When asked if the AIFMD could be a tipping point for Europe’s hedge fund industry, Picone says: “Absolutely. It’s still in its infancy but I see signs of this happening already. Institutions are more than happy with managers’ investment strategies in an AIF. There is a sort of unhidden lobbying going to ensure that AIFs become the same trademark as UCITS. I foresee a lot of Cayman-based fund strategies being launched as AIFs or UCITS going forward.”
The inference here is that by offering third party AIFM solutions to the market, not only will European investors continue to get access to a wide choice of managers but the managers themselves will potentially see a lot more doors opening when they hit the capital raising trail.
“We think that ultimately most of our clients are going to need dual domiciliation to attract investors globally. They’re going to need a Master fund with a Delaware LLC for US taxpayers, a Cayman fund for US tax-exempt investors, and a European AIF for mainland European investors.
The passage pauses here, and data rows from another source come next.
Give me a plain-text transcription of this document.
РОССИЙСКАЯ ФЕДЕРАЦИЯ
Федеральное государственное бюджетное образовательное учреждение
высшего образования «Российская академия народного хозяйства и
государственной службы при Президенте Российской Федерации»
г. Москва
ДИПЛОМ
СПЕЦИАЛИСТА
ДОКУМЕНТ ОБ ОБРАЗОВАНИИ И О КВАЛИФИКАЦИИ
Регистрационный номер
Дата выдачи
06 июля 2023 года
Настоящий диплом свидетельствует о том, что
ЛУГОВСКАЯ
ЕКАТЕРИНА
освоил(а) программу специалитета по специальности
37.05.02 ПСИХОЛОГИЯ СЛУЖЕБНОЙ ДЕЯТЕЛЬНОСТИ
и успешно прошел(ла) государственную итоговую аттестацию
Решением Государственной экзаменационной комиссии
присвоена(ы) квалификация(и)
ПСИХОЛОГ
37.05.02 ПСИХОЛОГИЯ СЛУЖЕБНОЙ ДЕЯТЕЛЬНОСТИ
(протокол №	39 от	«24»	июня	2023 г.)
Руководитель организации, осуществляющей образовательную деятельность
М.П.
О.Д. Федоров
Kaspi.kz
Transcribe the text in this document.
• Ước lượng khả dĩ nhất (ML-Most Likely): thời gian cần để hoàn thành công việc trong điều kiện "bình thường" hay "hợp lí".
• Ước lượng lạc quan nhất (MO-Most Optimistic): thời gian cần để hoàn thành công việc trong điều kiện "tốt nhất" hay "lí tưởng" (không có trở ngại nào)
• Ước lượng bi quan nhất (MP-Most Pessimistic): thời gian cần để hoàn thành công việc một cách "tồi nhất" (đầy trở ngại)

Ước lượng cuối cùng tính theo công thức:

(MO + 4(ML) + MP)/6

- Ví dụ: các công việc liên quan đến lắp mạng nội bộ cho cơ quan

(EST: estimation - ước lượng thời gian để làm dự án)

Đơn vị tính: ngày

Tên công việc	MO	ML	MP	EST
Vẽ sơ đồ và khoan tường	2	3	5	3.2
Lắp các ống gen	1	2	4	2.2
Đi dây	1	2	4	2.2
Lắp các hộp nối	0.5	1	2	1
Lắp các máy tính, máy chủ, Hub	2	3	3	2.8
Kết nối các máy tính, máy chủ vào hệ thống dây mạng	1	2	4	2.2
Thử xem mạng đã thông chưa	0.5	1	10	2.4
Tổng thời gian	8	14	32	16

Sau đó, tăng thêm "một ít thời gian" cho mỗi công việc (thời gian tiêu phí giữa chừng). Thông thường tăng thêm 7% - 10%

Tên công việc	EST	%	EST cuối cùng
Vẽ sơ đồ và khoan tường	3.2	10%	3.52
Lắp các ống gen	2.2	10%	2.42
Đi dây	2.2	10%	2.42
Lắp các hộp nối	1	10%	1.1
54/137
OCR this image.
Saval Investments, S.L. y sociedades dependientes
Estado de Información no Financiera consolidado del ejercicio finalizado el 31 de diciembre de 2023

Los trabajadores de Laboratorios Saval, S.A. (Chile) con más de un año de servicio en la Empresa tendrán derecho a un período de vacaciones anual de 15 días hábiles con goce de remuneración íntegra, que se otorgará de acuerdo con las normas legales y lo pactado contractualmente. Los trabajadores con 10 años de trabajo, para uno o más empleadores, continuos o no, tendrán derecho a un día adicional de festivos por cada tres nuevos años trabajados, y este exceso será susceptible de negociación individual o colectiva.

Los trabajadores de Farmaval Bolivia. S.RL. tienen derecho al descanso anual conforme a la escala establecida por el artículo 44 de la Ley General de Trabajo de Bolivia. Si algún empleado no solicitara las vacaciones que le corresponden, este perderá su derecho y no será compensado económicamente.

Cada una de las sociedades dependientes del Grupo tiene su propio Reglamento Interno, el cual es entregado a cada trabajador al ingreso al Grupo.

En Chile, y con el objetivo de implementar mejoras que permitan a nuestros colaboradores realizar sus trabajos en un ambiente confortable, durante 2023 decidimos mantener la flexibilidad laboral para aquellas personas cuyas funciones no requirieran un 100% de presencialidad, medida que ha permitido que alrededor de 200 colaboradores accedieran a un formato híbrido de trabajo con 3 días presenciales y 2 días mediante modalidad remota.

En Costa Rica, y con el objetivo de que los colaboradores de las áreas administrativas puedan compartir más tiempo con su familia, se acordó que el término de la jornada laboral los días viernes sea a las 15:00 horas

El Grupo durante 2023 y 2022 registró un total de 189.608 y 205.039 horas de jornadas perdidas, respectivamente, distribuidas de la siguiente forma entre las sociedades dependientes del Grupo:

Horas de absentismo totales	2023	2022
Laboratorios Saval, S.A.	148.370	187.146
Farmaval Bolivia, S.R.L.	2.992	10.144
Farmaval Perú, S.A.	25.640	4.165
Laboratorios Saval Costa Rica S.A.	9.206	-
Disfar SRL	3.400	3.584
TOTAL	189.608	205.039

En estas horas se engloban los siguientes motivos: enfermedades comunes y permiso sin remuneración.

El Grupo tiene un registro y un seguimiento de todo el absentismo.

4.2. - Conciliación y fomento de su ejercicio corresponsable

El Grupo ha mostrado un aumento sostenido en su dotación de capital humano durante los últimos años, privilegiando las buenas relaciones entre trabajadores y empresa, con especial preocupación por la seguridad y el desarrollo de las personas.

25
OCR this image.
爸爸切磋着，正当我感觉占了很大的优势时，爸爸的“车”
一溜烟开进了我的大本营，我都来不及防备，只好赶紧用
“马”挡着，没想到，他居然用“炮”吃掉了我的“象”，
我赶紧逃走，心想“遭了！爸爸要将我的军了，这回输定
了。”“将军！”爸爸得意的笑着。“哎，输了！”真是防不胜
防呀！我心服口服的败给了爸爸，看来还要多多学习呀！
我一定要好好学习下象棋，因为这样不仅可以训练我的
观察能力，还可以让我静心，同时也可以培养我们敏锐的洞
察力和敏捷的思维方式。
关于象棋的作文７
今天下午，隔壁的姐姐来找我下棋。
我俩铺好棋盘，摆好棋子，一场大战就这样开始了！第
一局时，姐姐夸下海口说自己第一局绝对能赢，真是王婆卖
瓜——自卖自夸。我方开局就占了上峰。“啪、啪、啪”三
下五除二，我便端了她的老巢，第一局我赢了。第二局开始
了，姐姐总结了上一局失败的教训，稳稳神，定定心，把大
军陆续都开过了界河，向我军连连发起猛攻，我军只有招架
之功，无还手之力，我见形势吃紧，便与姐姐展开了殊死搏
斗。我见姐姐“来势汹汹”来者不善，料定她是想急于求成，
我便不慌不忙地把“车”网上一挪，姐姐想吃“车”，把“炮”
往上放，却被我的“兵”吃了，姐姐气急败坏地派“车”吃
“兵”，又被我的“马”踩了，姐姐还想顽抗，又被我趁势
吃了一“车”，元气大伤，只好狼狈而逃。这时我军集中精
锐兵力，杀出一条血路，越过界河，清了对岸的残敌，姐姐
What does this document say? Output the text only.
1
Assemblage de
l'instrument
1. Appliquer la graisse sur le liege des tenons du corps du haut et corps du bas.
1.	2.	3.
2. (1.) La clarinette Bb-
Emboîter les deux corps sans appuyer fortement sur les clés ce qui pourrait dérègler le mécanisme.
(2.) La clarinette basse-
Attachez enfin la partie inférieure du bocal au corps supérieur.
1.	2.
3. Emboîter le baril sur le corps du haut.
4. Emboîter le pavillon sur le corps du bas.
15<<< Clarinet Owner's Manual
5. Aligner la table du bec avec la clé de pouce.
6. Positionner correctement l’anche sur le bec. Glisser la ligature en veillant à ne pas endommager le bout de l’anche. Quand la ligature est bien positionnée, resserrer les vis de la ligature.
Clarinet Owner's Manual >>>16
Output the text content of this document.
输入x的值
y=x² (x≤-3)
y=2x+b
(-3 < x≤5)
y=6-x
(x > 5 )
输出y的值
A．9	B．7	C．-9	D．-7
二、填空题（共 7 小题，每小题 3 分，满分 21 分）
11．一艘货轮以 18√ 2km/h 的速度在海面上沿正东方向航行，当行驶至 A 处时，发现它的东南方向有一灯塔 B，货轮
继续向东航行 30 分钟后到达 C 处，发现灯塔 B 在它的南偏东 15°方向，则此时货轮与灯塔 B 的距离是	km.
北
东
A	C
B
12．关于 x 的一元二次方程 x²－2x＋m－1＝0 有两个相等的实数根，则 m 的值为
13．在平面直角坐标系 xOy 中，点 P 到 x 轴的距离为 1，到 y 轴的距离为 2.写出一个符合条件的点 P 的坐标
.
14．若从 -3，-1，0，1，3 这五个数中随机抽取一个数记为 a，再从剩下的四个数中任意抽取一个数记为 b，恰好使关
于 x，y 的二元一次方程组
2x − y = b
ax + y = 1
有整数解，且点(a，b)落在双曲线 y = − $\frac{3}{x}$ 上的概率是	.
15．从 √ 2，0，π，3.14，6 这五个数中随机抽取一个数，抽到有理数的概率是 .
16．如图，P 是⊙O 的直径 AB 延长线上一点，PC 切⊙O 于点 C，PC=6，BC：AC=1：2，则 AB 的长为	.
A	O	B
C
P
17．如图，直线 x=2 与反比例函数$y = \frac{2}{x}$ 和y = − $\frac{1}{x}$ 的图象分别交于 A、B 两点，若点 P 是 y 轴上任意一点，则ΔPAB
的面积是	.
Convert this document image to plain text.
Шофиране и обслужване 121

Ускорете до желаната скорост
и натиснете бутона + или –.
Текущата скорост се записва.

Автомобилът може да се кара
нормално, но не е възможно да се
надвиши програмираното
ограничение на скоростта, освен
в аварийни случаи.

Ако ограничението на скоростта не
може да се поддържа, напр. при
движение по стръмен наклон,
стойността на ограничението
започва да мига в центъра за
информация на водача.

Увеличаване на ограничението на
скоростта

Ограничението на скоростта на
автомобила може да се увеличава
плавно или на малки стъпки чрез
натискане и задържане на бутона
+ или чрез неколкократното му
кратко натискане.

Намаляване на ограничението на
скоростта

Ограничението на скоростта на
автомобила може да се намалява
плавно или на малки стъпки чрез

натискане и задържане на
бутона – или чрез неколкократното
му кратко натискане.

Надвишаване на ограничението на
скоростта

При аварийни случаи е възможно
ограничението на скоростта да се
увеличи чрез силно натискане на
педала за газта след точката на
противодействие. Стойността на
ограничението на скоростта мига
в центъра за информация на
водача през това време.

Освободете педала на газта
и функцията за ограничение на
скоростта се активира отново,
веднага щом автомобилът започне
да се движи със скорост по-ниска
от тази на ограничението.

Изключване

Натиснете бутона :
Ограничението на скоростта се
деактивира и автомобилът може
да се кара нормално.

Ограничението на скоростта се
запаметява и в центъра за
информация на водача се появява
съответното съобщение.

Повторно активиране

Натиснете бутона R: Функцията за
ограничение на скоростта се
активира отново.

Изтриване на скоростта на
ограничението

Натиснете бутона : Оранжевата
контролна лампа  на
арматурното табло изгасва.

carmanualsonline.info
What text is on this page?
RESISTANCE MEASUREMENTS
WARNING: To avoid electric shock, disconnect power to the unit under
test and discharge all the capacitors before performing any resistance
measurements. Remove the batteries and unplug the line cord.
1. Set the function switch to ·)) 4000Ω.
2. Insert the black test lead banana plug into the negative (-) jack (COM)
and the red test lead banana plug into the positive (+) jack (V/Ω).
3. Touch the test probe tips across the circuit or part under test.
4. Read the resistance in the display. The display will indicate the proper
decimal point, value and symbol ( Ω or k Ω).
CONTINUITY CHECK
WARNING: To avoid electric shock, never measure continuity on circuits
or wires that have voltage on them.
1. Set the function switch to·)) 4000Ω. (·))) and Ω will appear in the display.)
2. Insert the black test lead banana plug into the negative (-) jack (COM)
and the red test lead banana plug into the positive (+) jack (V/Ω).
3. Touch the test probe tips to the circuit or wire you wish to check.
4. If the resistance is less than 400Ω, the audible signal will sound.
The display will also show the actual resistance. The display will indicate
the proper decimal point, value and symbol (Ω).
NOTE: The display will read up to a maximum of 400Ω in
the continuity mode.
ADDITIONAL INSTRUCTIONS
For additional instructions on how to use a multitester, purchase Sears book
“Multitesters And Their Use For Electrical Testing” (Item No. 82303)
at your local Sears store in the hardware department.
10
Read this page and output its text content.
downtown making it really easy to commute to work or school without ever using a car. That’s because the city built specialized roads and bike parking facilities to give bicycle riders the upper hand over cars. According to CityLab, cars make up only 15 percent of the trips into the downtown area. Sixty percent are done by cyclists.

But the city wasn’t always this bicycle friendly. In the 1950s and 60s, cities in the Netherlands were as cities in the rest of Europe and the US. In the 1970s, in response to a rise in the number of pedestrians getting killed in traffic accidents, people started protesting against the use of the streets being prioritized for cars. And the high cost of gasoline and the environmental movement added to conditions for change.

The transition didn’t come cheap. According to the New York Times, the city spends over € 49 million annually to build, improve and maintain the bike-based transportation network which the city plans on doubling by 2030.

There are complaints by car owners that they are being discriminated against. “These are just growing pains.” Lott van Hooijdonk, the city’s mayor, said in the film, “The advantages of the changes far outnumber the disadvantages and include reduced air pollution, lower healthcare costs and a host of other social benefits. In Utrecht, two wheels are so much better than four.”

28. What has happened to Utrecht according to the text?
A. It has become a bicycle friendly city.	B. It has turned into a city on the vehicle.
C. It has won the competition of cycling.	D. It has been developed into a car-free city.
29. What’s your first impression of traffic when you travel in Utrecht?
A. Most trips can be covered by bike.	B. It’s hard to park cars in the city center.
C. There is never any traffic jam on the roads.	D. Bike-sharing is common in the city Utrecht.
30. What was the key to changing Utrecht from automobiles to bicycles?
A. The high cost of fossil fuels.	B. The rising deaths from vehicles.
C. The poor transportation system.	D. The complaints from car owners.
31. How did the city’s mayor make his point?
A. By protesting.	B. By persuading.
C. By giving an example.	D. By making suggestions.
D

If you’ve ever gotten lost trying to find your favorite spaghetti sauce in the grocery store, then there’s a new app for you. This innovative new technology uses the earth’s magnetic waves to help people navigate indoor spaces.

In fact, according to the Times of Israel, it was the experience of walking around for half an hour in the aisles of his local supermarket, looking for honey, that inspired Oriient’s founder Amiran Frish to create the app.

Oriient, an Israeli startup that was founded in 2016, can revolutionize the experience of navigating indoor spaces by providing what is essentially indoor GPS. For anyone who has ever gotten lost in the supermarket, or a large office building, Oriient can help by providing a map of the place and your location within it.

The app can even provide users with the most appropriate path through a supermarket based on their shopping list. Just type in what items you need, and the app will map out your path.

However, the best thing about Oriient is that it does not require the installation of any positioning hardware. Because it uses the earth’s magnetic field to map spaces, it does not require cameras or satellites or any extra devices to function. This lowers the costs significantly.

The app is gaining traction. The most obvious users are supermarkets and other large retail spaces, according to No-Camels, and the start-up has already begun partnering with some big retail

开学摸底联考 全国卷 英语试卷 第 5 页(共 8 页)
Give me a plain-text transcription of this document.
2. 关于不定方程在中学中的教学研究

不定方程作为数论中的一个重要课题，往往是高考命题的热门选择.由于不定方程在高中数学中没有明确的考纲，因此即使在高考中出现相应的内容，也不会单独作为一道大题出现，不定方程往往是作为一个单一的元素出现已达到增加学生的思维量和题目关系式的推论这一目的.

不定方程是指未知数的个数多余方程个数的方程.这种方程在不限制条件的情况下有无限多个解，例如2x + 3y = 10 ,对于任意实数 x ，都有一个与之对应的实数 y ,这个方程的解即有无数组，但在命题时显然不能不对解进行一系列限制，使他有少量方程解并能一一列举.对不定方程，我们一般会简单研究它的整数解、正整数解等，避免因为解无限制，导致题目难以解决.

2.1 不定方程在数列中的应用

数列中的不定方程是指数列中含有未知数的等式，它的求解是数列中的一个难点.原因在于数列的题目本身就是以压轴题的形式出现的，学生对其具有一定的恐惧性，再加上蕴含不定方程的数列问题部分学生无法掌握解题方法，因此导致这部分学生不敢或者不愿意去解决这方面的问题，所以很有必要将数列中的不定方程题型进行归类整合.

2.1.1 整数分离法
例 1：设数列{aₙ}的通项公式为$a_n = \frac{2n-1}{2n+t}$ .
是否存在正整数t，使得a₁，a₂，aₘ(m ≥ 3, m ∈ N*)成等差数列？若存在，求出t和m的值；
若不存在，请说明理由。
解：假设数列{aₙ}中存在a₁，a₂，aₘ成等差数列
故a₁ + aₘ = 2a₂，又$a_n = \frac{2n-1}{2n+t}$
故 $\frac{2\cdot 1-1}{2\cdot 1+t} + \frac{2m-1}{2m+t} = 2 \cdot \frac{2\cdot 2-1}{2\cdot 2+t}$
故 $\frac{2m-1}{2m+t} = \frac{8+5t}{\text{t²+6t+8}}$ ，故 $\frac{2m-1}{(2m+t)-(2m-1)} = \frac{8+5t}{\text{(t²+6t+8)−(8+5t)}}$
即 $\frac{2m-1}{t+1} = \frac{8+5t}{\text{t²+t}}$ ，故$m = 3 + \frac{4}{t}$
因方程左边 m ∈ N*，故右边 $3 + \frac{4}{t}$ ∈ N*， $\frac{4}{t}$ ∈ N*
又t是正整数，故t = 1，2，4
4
Both Europe and Cayman will benefit as a result of this need for dual domiciliation,” suggests Delaney.
The trend for greater product proliferation to boost company AuM is not confined to just alternative fund managers.
Mettrick sees a lot of convergence taking place and this goes some way to explaining why SumiTrust will expand their current UK and Irish solutions and, going forward, provide a Luxembourg solution.
“For the exact same reasons that alternative managers are looking to diversify (their products) and increase their ability to raise assets, long-only traditional fund managers are looking at opportunities to launch AIFs because they are under pressure from their investors to deliver additional funds offering different performance profiles. Both sets of managers need a range of products and not just offer a flagship fund. The pressure is certainly on traditional managers to expand into alternative investment products and vice versa,” says Mettrick.
If that is the case, and more traditional managers launch AIFs, and more hedge fund managers launch UCITS, each availing of the consolidated Super ManCo structure, then Europe’s fund industry AuM could blossom. Not that it will happen overnight.
Gavin Byrnes of UBS concludes by offering a cautious outlook: “Personally I think we’ll see managers actively taking decisions next summer. That’s because the passport for non-EU AIFMs technically becomes available at that stage. Managers are going to look at this and think that in summer 2015, with the potential abolition of private placement in 2018, it will give them the chance to build a three-year track record for the AIF. We believe that most managers will start using AIFMD platforms from 2015 onwards similarly to how UCITS platforms have developed over time.”